Berkshire BRK.B, -0.95% BRK.A, -1.29% on Saturday reported first-quarter net income of $11.7 billion, or $7,638 per Class A share equivalent, compared to a loss of $49.7 billion, or $30,653 per Class A share equivalent, in the year-earlier period. Operating earnings, which exclude some investment results, rose to $7.02 billion from $5.87 billion in the year prior. Berkshire held some $145.4 billion in cash at the end of the first quarter, up from about $138.3 billion at the end of 2020.

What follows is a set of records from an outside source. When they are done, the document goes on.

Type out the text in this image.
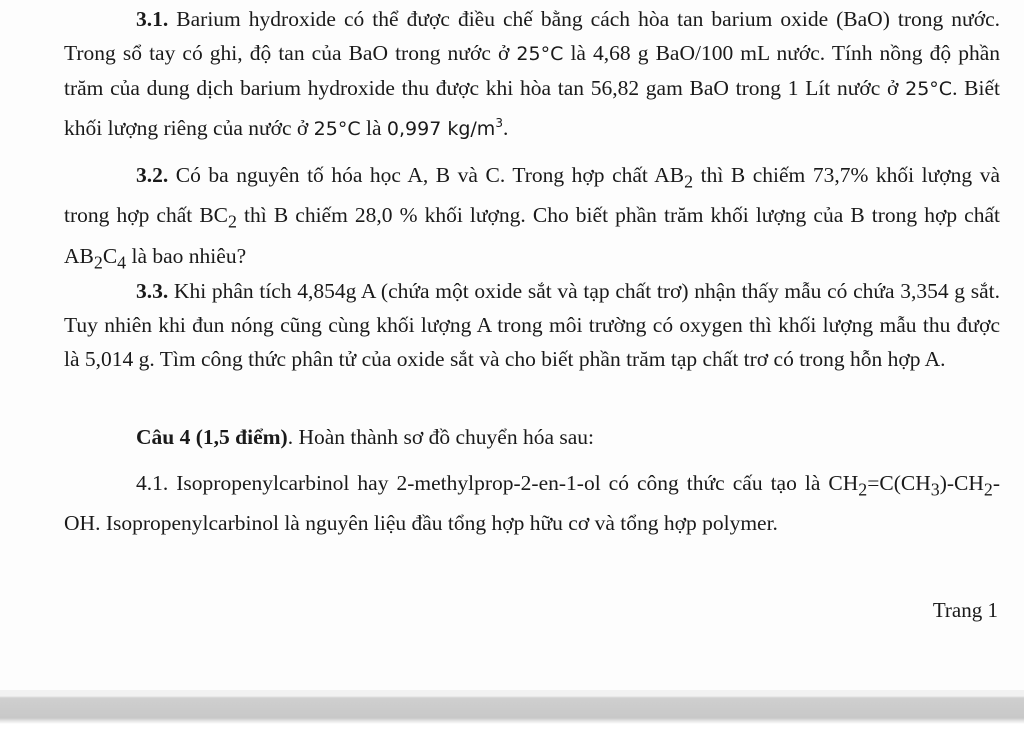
3.1. Barium hydroxide có thể được điều chế bằng cách hòa tan barium oxide (BaO) trong nước. Trong sổ tay có ghi, độ tan của BaO trong nước ở 25°C là 4,68 g BaO/100 mL nước. Tính nồng độ phần trăm của dung dịch barium hydroxide thu được khi hòa tan 56,82 gam BaO trong 1 Lít nước ở 25°C. Biết khối lượng riêng của nước ở 25°C là 0,997 $kg/m^3$.

3.2. Có ba nguyên tố hóa học A, B và C. Trong hợp chất $AB_2$ thì B chiếm 73,7% khối lượng và trong hợp chất $BC_2$ thì B chiếm 28,0 % khối lượng. Cho biết phần trăm khối lượng của B trong hợp chất $AB_2C_4$ là bao nhiêu?

3.3. Khi phân tích 4,854g A (chứa một oxide sắt và tạp chất trơ) nhận thấy mẫu có chứa 3,354 g sắt. Tuy nhiên khi đun nóng cũng cùng khối lượng A trong môi trường có oxygen thì khối lượng mẫu thu được là 5,014 g. Tìm công thức phân tử của oxide sắt và cho biết phần trăm tạp chất trơ có trong hỗn hợp A.

Câu 4 (1,5 điểm). Hoàn thành sơ đồ chuyển hóa sau:

4.1. Isopropenylcarbinol hay 2-methylprop-2-en-1-ol có công thức cấu tạo là $CH_2=C(CH_3)-CH_2-OH$. Isopropenylcarbinol là nguyên liệu đầu tổng hợp hữu cơ và tổng hợp polymer.

Trang 1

The conglomerate runs a large insurance operation as well as railroad, utilities, industrial manufacturers, retailers and even auto dealerships. It also holds large investments, especially in the stock market. An accounting rule change in recent years has meant that Berkshire’s earnings often reflect the larger performance of the stock market, while operating earnings more accurately reflect the firm’s vast business operations.

Berkshire’s insurance-underwriting business had operating earnings of $764 million in the first quarter, up from $363 million a year ago. Insurance-investment income slipped to $1.21 billion, from $1.39 billion. The company’s railroad, utilities and energy units earned $1.95 billion, up from $1.75 billion.

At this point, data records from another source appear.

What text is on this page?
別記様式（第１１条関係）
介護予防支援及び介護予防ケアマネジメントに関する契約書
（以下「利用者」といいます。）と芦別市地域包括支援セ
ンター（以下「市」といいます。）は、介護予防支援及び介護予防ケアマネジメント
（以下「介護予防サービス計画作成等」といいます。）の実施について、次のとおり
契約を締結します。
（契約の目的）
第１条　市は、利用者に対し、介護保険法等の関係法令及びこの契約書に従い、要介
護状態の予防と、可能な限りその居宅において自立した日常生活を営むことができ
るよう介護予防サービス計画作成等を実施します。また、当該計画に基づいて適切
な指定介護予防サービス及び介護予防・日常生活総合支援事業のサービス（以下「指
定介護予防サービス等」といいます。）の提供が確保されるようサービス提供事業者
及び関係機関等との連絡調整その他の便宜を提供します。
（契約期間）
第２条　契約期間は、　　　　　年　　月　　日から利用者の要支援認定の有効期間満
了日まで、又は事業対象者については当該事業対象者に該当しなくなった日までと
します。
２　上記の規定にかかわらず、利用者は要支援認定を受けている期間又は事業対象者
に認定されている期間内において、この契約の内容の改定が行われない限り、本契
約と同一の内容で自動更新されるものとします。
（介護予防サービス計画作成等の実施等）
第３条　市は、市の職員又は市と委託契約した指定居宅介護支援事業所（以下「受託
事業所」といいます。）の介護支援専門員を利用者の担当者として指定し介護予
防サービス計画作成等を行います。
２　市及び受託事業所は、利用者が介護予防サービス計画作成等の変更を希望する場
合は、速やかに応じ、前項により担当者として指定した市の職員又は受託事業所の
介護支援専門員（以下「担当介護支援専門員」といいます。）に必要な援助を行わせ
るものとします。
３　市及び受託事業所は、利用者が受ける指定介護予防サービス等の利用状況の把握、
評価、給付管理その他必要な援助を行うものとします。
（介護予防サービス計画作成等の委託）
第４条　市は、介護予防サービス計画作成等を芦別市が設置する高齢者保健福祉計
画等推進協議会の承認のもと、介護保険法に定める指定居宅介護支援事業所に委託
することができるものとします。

The major U.S. stock indexes closed the Berkshire reporting period near record highs. The S&P 500 climbed 5.8% in the first quarter this year, while the Dow Jones Industrial Average rose 7.8%. Berkshire’s Class A shares fell $4,300 to $412,500 on Friday. They have gained 20% so far this year. The company was a big buyer of its own stock last year, and spent some $6.6 billion on share repurchases during the first quarter.

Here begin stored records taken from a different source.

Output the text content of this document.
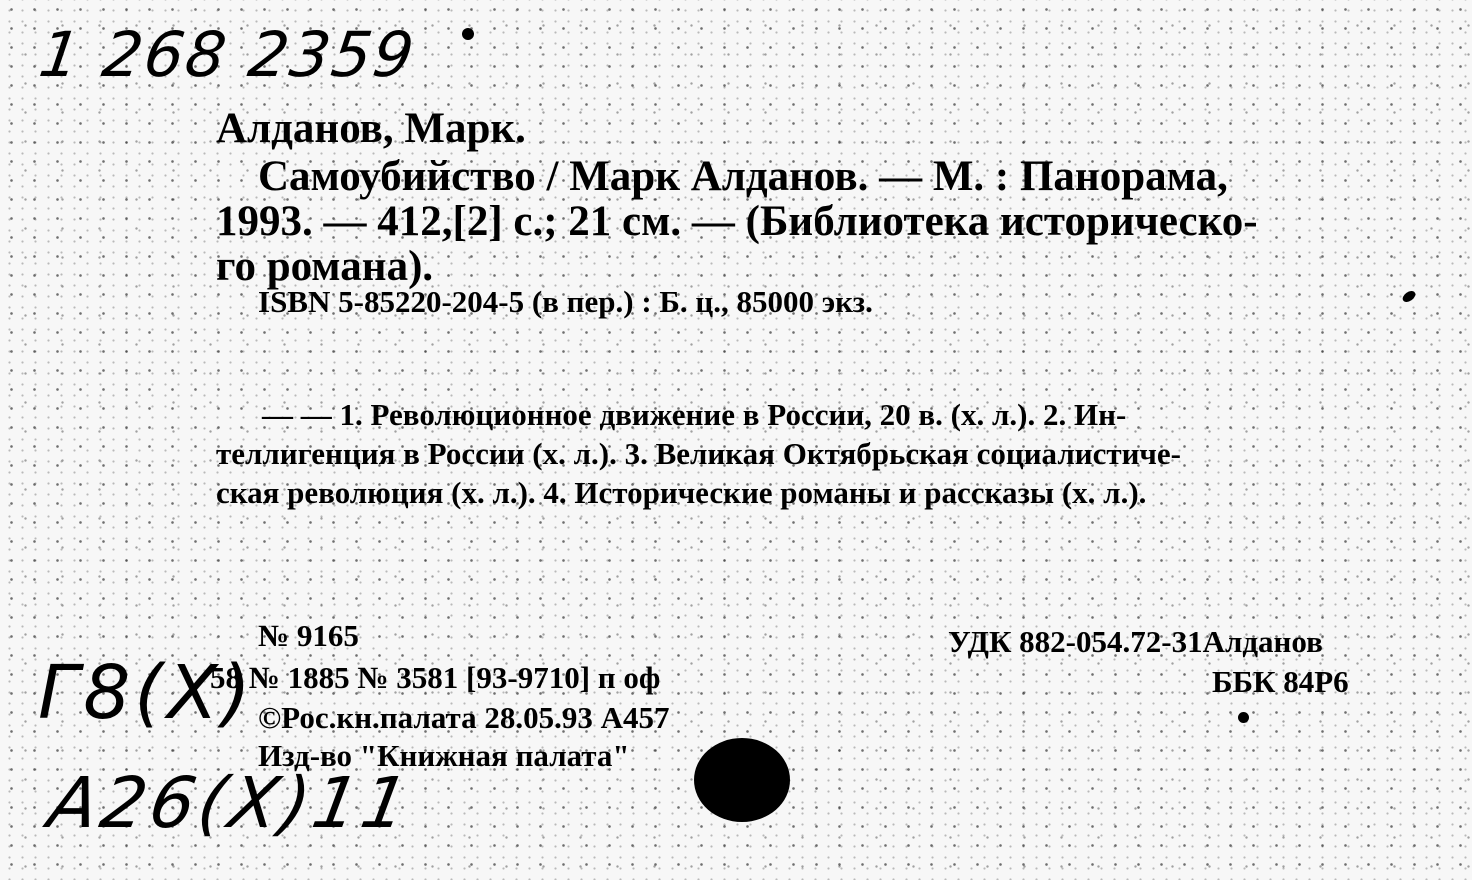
1 268 2359
Алданов, Марк.
Самоубийство / Марк Алданов. — М. : Панорама,
1993. — 412,[2] с.; 21 см. — (Библиотека историческо-
го романа).
ISBN 5-85220-204-5 (в пер.) : Б. ц., 85000 экз.
— — 1. Революционное движение в России, 20 в. (х. л.). 2. Ин-
теллигенция в России (х. л.). 3. Великая Октябрьская социалистиче-
ская революция (х. л.). 4. Исторические романы и рассказы (х. л.).
№ 9165
58 № 1885 № 3581 [93-9710] п оф
©Рос.кн.палата 28.05.93 А457
Изд-во "Книжная палата"
УДК 882-054.72-31Алданов
ББК 84Р6
Г8(Х)
А26(Х)11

The company produced annualized gains of 20% from 1965 to 2020, outperforming the S&P 500’s 10.2% gains, including dividends. In recent years, Berkshire’s performance has dipped. The company’s total returns over the past five years were 14%, compared with 18% for the S&P 500. The slump has made Berkshire an easier target for money managers seeking governance changes at the company.